A new concept aimed at increasing the productivity of employees has been floating in the workplace. This process of monitoring and improving employees’ productivity is called “human optimization”. Previously, companies looking to increase the efficiency of staff would probably have offered increased bonuses or installing a new coffee machine. However, with wearable technology, devices are able to create personalized biological profiles of each individual, and allow them to analyse when they are at their peak – the idea of “human optimisation”.
Currently, the innovation is already being used by elite sports teams across the world to ensure their athletes are in tip-top condition prior to a big game. And this area of wearable technology has attracted the interest of hedge funds, banks and consultancies across United Kingdom.
Dr John Coates, of University of Cambridge, who specialises in the biology of risk-taking and stress, said he gets “about one call a week” from financial institutions, healthcare companies and tech firms interested in applying the research and technology in the workplace.
“Up to now, if you weren’t doing well at your job, most people thought the corrective was more information or better reasoning, some kind of psychological intervention. People are just wrapping their brain around this idea that if your body’s a mess, you’re not going to do very well at anything cognitive.”

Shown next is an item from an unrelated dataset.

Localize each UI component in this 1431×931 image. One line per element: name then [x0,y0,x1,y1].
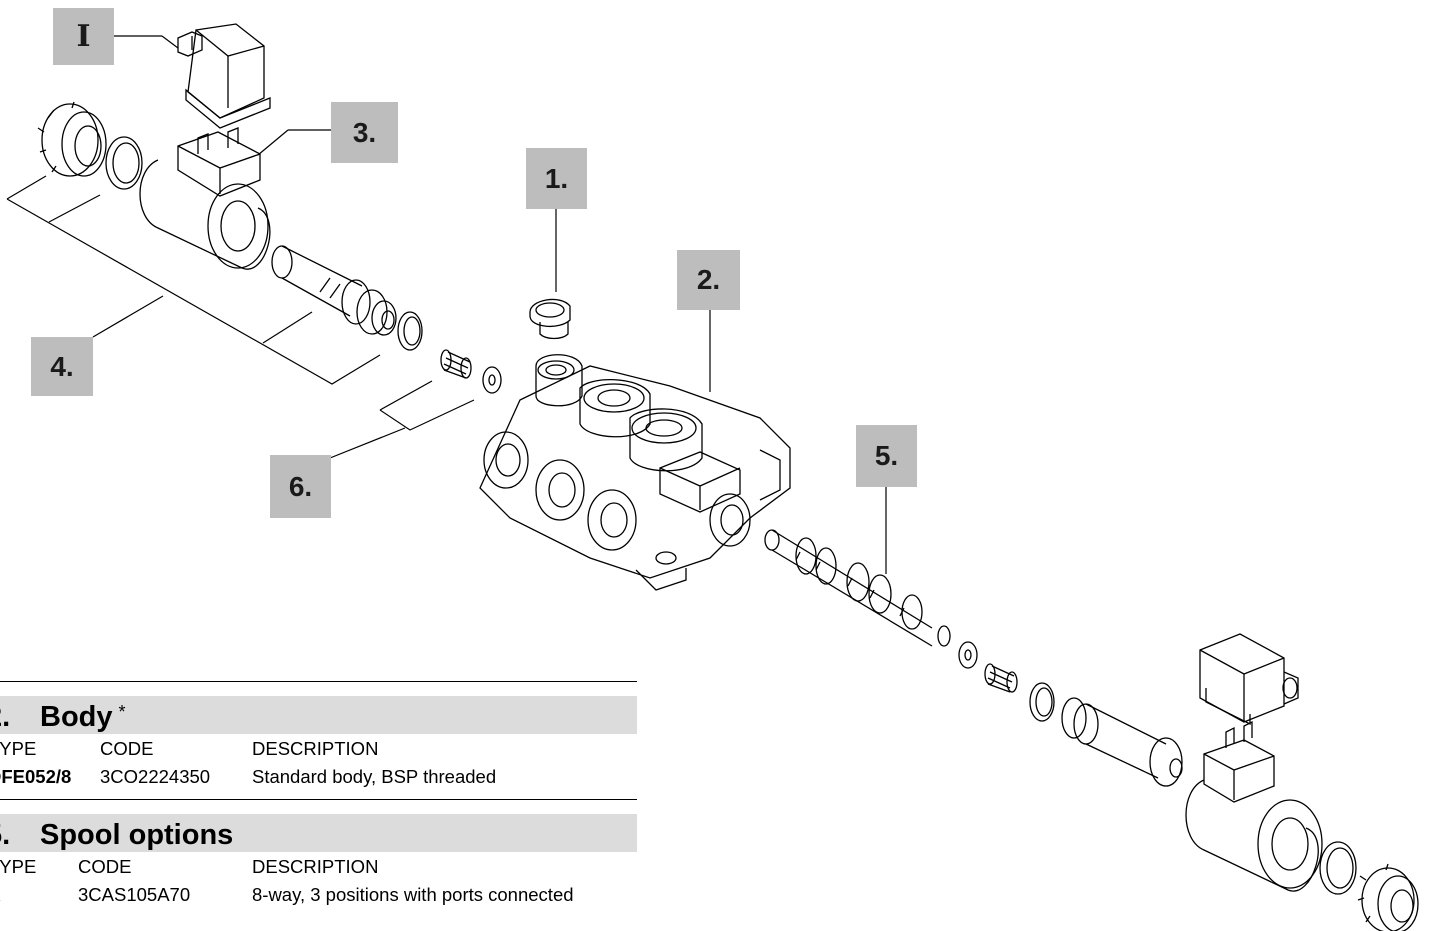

With these new technologies and gadgets, they could allow companies to link the employee’s behaviour and physiological data to the business performance, and even alert them if they need a day off. Especially in high-risk financial businesses, where staff are often placed under enormous pressure, should the technology work, the wearable could potentially warn the individual to slow down if they are not performing optimally, and the green light when they are “in the zone”. Apart from analysing the user’s biological signals, the device could also potentially predict his physical state days ahead of a crucial meeting.

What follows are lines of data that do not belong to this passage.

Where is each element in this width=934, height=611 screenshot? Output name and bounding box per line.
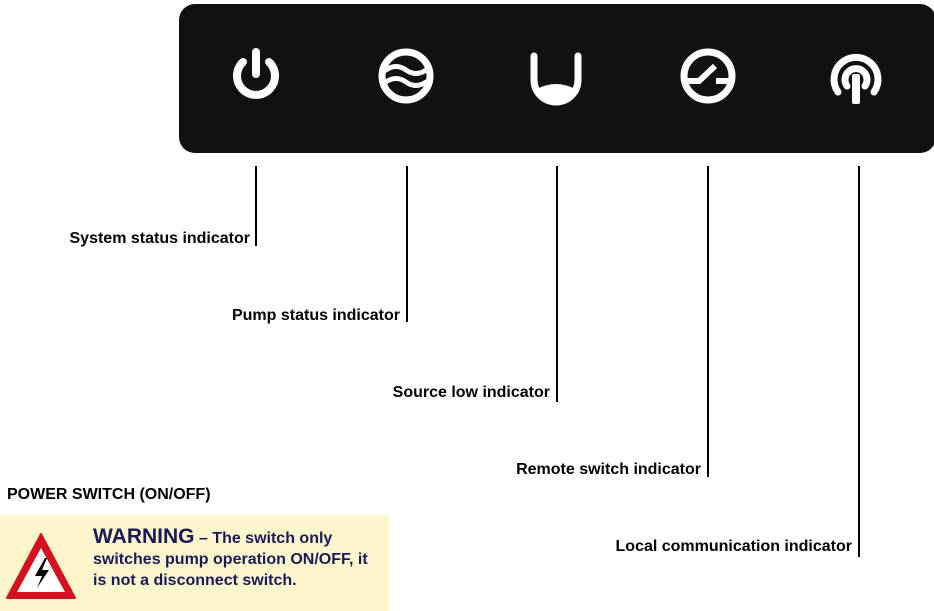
waves-icon xyxy=(376,44,436,108)
leader-line-remote xyxy=(707,166,709,477)
remote-switch-icon xyxy=(678,44,738,108)
label-source-low: Source low indicator xyxy=(392,384,550,401)
leader-line-pump xyxy=(406,166,408,322)
label-pump-status: Pump status indicator xyxy=(231,307,400,324)
signal-icon xyxy=(826,44,886,108)
warning-body: – The switch only switches pump operatio… xyxy=(93,530,368,589)
warning-heading: WARNING xyxy=(93,525,195,548)
label-local-communication: Local communication indicator xyxy=(615,538,852,555)
power-icon xyxy=(226,44,286,108)
tank-low-icon xyxy=(526,44,586,108)
label-system-status: System status indicator xyxy=(69,230,251,247)
indicator-panel xyxy=(179,4,934,153)
power-switch-title: POWER SWITCH (ON/OFF) xyxy=(7,486,211,503)
warning-text: WARNING – The switch only switches pump … xyxy=(93,526,383,591)
leader-line-local-comm xyxy=(858,166,860,557)
label-remote-switch: Remote switch indicator xyxy=(516,461,701,478)
leader-line-system xyxy=(255,166,257,246)
electrical-hazard-icon xyxy=(5,530,77,602)
leader-line-source-low xyxy=(556,166,558,402)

Chris Brauer, Director of Innovation at Goldsmiths, University of London, said individuals may be able to product their personal “biometric CVs” in time to come.
“It’s not just about other people learning about what makes their employees productive. When workers learn about themselves and get intra-personal knowledge about their own habits and what makes them perform to a higher standard, they find that incredibly insightful.”

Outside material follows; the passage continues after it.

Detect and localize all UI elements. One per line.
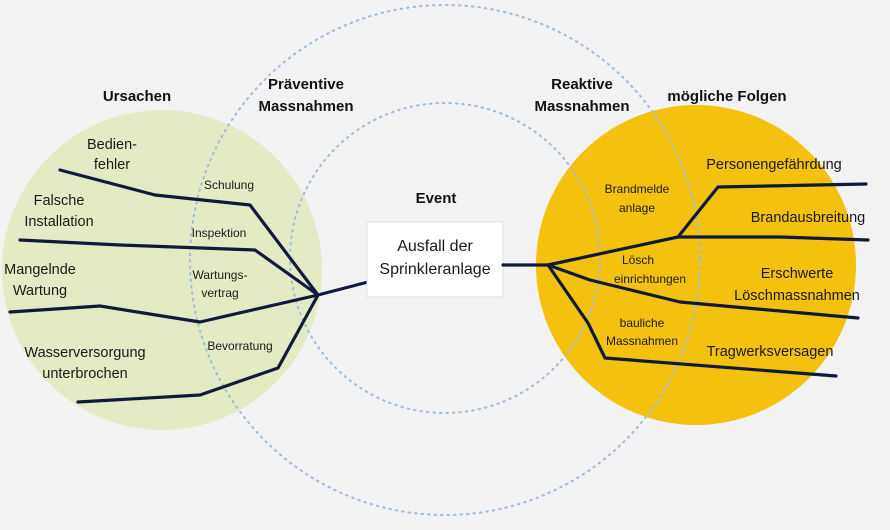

This technology could potentially revolutionalise how efficiency and productivity of employees can be improved in the workplace. While it can be viewed as an intrusion of privacy and would probably not be fancied by most, it can benefit the individual in learning more about his working patterns, and be able to produce good quality work more effectively, thus leaving more time for leisure activities. Looking at wearable technology in a positive manner, and if the fine line of invasion of privacy and improving productivity can be properly managed, the benefits of “human optimisation” appear to outweigh the costs.